I don't specifically reference the other person's post, I don't tag them, I don't respond on their page -- I just post a logical and factual refutation of whatever argument they're making on my own page and hope that they see it. There is one person in particular who posts most of the COVID19 conspiracy crap that I am seeing, and she often responds to things I post on my page, so I think the odds are good that she will see the material I am posting, and maybe she'll learn a little something from it. Other people in my family who have such reactionary tendencies have been "liking" the things I post, so I think that, as someone pointed out above, I'm helping to inoculate bystanders against misinformation. And it makes me feel better to know that I've done what I can.
posted by orange swan at 5:55 PM on April 30, 2021 [1 favorite]


Response by poster: I posted this on my FB page today, and can't help but feel a little proud of its pithiness:

COVID19 deniers: "A 1% death rate is nothing to worry about. Everybody's overreacting."

Also COVID19 deniers: "There's a 0.0001% chance of developing blood clots from one of the COVID19 vaccines, and that means all the COVID19 vaccines are unacceptably unsafe!"

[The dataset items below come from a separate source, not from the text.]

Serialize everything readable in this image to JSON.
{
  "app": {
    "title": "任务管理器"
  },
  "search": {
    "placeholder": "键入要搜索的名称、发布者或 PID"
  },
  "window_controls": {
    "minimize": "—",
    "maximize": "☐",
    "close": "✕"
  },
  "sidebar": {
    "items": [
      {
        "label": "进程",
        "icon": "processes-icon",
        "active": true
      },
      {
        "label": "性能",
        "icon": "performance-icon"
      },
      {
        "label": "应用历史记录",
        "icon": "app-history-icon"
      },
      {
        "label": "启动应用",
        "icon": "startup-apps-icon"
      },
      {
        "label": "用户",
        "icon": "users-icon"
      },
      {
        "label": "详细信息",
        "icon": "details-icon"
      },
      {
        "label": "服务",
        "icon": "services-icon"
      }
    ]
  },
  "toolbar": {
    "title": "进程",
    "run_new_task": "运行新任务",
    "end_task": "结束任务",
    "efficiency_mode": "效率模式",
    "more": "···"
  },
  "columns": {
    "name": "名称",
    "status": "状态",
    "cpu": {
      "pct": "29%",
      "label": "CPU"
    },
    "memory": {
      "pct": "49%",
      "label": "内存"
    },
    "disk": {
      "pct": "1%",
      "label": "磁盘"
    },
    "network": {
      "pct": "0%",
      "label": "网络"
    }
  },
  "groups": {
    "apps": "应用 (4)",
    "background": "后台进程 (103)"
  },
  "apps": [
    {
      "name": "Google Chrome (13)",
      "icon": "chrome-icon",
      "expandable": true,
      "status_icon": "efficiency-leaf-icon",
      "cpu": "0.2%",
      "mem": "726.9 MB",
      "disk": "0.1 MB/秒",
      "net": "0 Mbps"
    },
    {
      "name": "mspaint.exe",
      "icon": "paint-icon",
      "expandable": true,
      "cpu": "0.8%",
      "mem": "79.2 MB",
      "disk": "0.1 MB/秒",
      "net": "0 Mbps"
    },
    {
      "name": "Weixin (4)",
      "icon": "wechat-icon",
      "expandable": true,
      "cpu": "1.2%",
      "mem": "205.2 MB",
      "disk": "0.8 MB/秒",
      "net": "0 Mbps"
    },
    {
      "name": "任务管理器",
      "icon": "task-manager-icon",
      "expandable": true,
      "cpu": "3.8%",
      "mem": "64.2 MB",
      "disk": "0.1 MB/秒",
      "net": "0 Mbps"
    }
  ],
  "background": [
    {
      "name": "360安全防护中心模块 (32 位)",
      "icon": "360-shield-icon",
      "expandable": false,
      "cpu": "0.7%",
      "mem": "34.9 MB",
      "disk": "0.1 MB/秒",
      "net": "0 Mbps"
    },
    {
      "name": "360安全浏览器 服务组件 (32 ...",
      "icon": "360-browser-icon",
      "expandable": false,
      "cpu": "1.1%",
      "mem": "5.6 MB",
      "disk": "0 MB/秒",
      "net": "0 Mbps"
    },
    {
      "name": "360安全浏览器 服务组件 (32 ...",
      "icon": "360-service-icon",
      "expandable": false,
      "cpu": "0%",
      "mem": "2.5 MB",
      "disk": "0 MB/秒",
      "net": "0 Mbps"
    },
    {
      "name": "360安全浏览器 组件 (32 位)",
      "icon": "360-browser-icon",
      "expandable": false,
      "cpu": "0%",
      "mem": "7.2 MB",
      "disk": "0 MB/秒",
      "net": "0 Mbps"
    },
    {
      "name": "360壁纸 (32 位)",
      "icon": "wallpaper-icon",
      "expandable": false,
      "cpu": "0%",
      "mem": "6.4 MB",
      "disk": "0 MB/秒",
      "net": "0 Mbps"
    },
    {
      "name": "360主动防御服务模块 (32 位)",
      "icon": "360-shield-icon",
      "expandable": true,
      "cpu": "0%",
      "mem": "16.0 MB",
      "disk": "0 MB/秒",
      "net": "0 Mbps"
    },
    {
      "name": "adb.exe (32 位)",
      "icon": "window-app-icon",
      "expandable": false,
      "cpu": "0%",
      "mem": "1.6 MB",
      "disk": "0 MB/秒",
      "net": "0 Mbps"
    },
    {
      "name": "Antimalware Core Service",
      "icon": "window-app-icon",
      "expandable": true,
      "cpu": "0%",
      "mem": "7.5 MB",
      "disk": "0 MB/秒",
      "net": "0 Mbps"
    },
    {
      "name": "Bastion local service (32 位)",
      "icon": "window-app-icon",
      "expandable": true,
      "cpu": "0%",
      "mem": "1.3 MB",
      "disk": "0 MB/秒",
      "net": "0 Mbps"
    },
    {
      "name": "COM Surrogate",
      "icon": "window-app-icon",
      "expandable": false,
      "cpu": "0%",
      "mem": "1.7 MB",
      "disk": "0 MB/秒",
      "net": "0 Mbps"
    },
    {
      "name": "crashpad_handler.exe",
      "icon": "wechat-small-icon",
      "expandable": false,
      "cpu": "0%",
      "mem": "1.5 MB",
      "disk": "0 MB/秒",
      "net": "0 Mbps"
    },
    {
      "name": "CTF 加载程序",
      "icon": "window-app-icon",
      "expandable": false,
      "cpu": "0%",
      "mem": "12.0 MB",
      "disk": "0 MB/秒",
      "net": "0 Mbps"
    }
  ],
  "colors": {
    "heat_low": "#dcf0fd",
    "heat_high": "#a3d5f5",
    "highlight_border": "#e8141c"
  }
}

#COVID19 #gettheshotifyoucan #doyourparttosavelives

posted by orange swan at 12:09 PM on May 1, 2021 [1 favorite]


Response by poster: In August, a second cousin of mine posted anti-vax photo meme on her Facebook page. I grabbed a copy of the photo meme, drew a red X over it, wrote a critical analysis of it in which I laid out all the reasons it was no proof of nor argument for anything, then posted both the altered photo and the analysis to my own Facebook page, and later to my blog and also to Twitter. As per my usual practice, I didn't refer to my cousin or her post in any way, but she deleted me off her friends list the next day. I rolled my eyes and did my best "Jack Nicholson in A Few Good Men" impression, but I can't say I've missed seeing her dumb anti-vax bullshit and duckface selfies in my newsfeed, and I would do what I did again.
posted by orange swan at 9:08 AM on October 22, 2021 [1 favorite]

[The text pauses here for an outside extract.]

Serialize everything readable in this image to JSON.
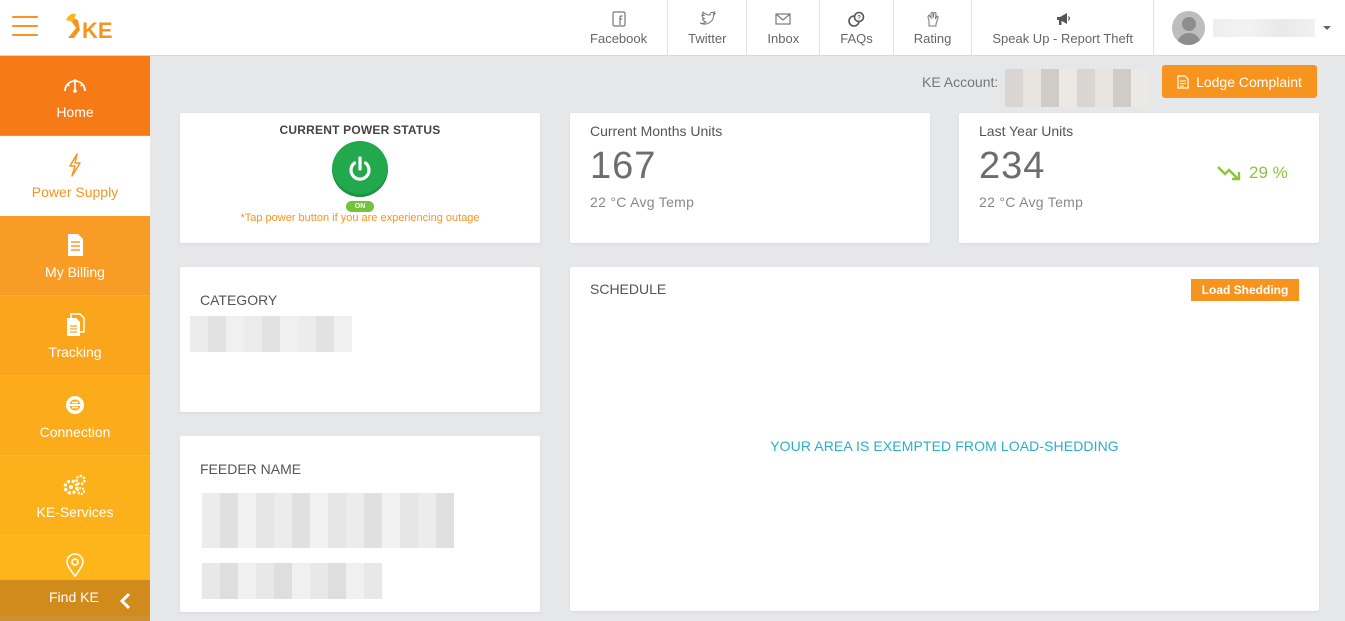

Sciencebasedmedicine.org is where a lot of skeptical docs like Gorski, as well as provax activists like Dorit Reiss, posts. They are about all sorts of bogosities not just antivax, but it contains relatively long and very well documented (full of links to actual studies and such) articles and posts about antivax misinformation from a medical skeptic's standpoint.

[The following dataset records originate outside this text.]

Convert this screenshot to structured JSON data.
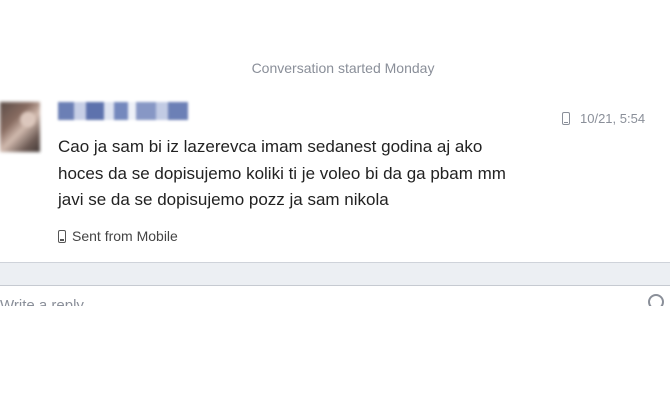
{
  "conversation": {
    "started_label": "Conversation started Monday"
  },
  "message": {
    "sender_name_redacted": true,
    "timestamp": "10/21, 5:54",
    "lines": [
      "Cao ja sam bi iz lazerevca imam sedanest godina aj ako",
      "hoces da se dopisujemo koliki ti je voleo bi da ga pbam mm",
      "javi se da se dopisujemo pozz ja sam nikola"
    ],
    "sent_from": "Sent from Mobile"
  },
  "reply": {
    "placeholder": "Write a reply..."
  },
  "icons": {
    "mobile": "phone-icon",
    "attach": "camera-icon"
  },
  "colors": {
    "meta_text": "#8a8f99",
    "body_text": "#222222",
    "divider_bg": "#eceff3"
  }
}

I've said it on Twitter and I may have said it here: antivaxxers have a general fear of medicine from whatever causes, and that has lead to them believing in multiple adjacent crank beliefs that roughly aligned with their distrust (homeopathy, et al). Antivax is just one of those crank beliefs, and you can't change them without changing their core belief.

Human mind is a marvelous thing, and it can compartmentalize itself so conflicting beliefs can co-exist. That's why a person can be vaccinated against everything else, yet draws a line against COVID vaccination. Some military antivaxxers are caught with this contradiction (they were also vaccinated against a bunch of other things, either at induction or deployment, a minimum of 9, and up to 17 depending on specialty and deployment zone), and their only response was they are making a stand for their freedom or something inane like that.

I don't believe posting memes will ever change an antivaxxers.

But I do believe that posting meme, and countering bogus antivaxxer arguments with facts and studies, will influence people AROUND the antivaxxers are not not ardent antivax, but what are sometimes called "vaccine hesitant". They probably grew up in antivax households or run in same circles, and they know antivax makes no sense, but feel powerless to combat those beliefs. Rebutting lies with facts and studies would help them solidify the doubter's thoughts, so they don't end up an antivaxxer.

So definitely point out the incongruity, cognitive dissonance, and all the mental biases the antivaxxers are using, and maybe tune down the sass.